Sur le volet financier, l’indemnité différentielle de fin de mandat (ADFM) est insuffisamment mobilisée. Désormais, obligation sera faite au préfet d’informer les élus concernés de leur droit de bénéficier de cette aide par ailleurs étendue à l’ensemble des maires et adjoints.


Sur l’ensemble de ces sujets, j’aurais souhaité que nous puissions aller plus loin, en faisant bénéficier les élus locaux qui exercent une activité professionnelle du statut de salarié protégé, ou encore en permettant aux conseillers municipaux qui ont accompli deux mandats complets, de bénéficier d’une voie d’accès simplifiée aux fonctions de secrétaire de mairie pour leur permettre de poursuivre leur engagement et répondre à la pénurie que connait ce métier.

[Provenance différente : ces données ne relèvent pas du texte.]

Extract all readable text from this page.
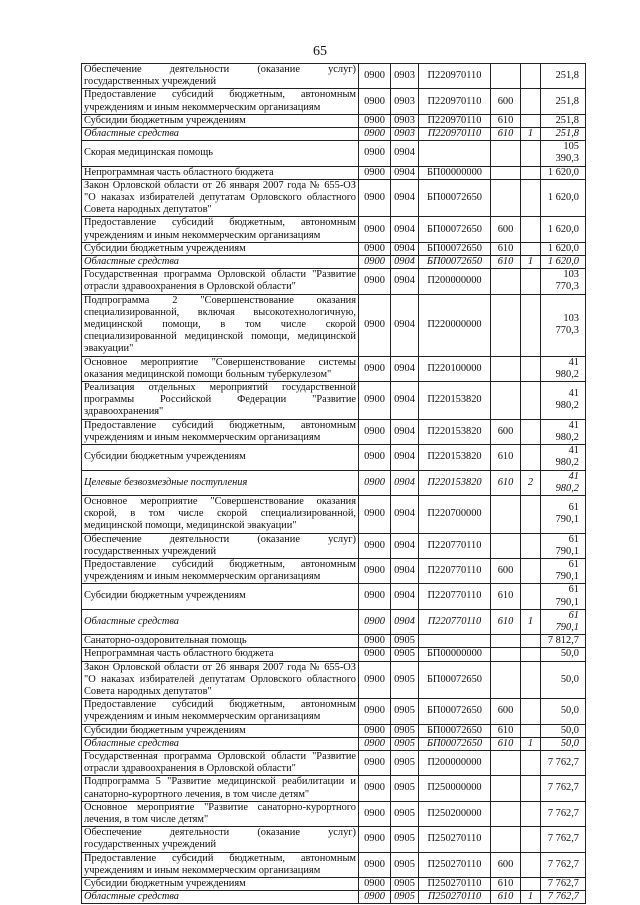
65
Обеспечение деятельности (оказание услуг) государственных учреждений	0900	0903	П220970110			251,8
Предоставление субсидий бюджетным, автономным учреждениям и иным некоммерческим организациям	0900	0903	П220970110	600		251,8
Субсидии бюджетным учреждениям	0900	0903	П220970110	610		251,8
Областные средства	0900	0903	П220970110	610	1	251,8
Скорая медицинская помощь	0900	0904				105 390,3
Непрограммная часть областного бюджета	0900	0904	БП00000000			1 620,0
Закон Орловской области от 26 января 2007 года № 655-ОЗ "О наказах избирателей депутатам Орловского областного Совета народных депутатов"	0900	0904	БП00072650			1 620,0
Предоставление субсидий бюджетным, автономным учреждениям и иным некоммерческим организациям	0900	0904	БП00072650	600		1 620,0
Субсидии бюджетным учреждениям	0900	0904	БП00072650	610		1 620,0
Областные средства	0900	0904	БП00072650	610	1	1 620,0
Государственная программа Орловской области "Развитие отрасли здравоохранения в Орловской области"	0900	0904	П200000000			103 770,3
Подпрограмма 2 "Совершенствование оказания специализированной, включая высокотехнологичную, медицинской помощи, в том числе скорой специализированной медицинской помощи, медицинской эвакуации"	0900	0904	П220000000			103 770,3
Основное мероприятие "Совершенствование системы оказания медицинской помощи больным туберкулезом"	0900	0904	П220100000			41 980,2
Реализация отдельных мероприятий государственной программы Российской Федерации "Развитие здравоохранения"	0900	0904	П220153820			41 980,2
Предоставление субсидий бюджетным, автономным учреждениям и иным некоммерческим организациям	0900	0904	П220153820	600		41 980,2
Субсидии бюджетным учреждениям	0900	0904	П220153820	610		41 980,2
Целевые безвозмездные поступления	0900	0904	П220153820	610	2	41 980,2
Основное мероприятие "Совершенствование оказания скорой, в том числе скорой специализированной, медицинской помощи, медицинской эвакуации"	0900	0904	П220700000			61 790,1
Обеспечение деятельности (оказание услуг) государственных учреждений	0900	0904	П220770110			61 790,1
Предоставление субсидий бюджетным, автономным учреждениям и иным некоммерческим организациям	0900	0904	П220770110	600		61 790,1
Субсидии бюджетным учреждениям	0900	0904	П220770110	610		61 790,1
Областные средства	0900	0904	П220770110	610	1	61 790,1
Санаторно-оздоровительная помощь	0900	0905				7 812,7
Непрограммная часть областного бюджета	0900	0905	БП00000000			50,0
Закон Орловской области от 26 января 2007 года № 655-ОЗ "О наказах избирателей депутатам Орловского областного Совета народных депутатов"	0900	0905	БП00072650			50,0
Предоставление субсидий бюджетным, автономным учреждениям и иным некоммерческим организациям	0900	0905	БП00072650	600		50,0
Субсидии бюджетным учреждениям	0900	0905	БП00072650	610		50,0
Областные средства	0900	0905	БП00072650	610	1	50,0
Государственная программа Орловской области "Развитие отрасли здравоохранения в Орловской области"	0900	0905	П200000000			7 762,7
Подпрограмма 5 "Развитие медицинской реабилитации и санаторно-курортного лечения, в том числе детям"	0900	0905	П250000000			7 762,7
Основное мероприятие "Развитие санаторно-курортного лечения, в том числе детям"	0900	0905	П250200000			7 762,7
Обеспечение деятельности (оказание услуг) государственных учреждений	0900	0905	П250270110			7 762,7
Предоставление субсидий бюджетным, автономным учреждениям и иным некоммерческим организациям	0900	0905	П250270110	600		7 762,7
Субсидии бюджетным учреждениям	0900	0905	П250270110	610		7 762,7
Областные средства	0900	0905	П250270110	610	1	7 762,7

Il n’en demeure pas moins que l’adoption de ce texte par le Sénat marque une étape utile et positive pour marquer la reconnaissance que nous devons aux élus locaux qui s’engagent au quotidien dans chacune de nos quelques 35 000 communes.

A court terme, je souhaite que ce texte poursuive sa route à l’Assemblée nationale dans les meilleurs délais.

A plus long terme, j’ai la conviction que ces travaux devront se prolonger, avec la création d’un véritable statut de l’élu local. La création d’un statut d’agent civique territorial pour les membres des exécutifs qui exercent leur mandat à temps plein est une idée qui fait aujourd’hui son chemin.

Je suis profondément convaincue qu’un tel statut serait de nature à répondre à beaucoup des enjeux et difficultés auxquels sont confrontés les maires et les adjoints dans le cadre de leur mandat. En tout état de cause, c’est un débat qu’il nous faudra mener, car il en va de la vitalité de notre démocratie et de la reconnaissance que nous devons à ceux qui la font vivre.

Je vous de croire, Madame le Maire, Monsieur le Maire, en l’assurance de ma sincère considération.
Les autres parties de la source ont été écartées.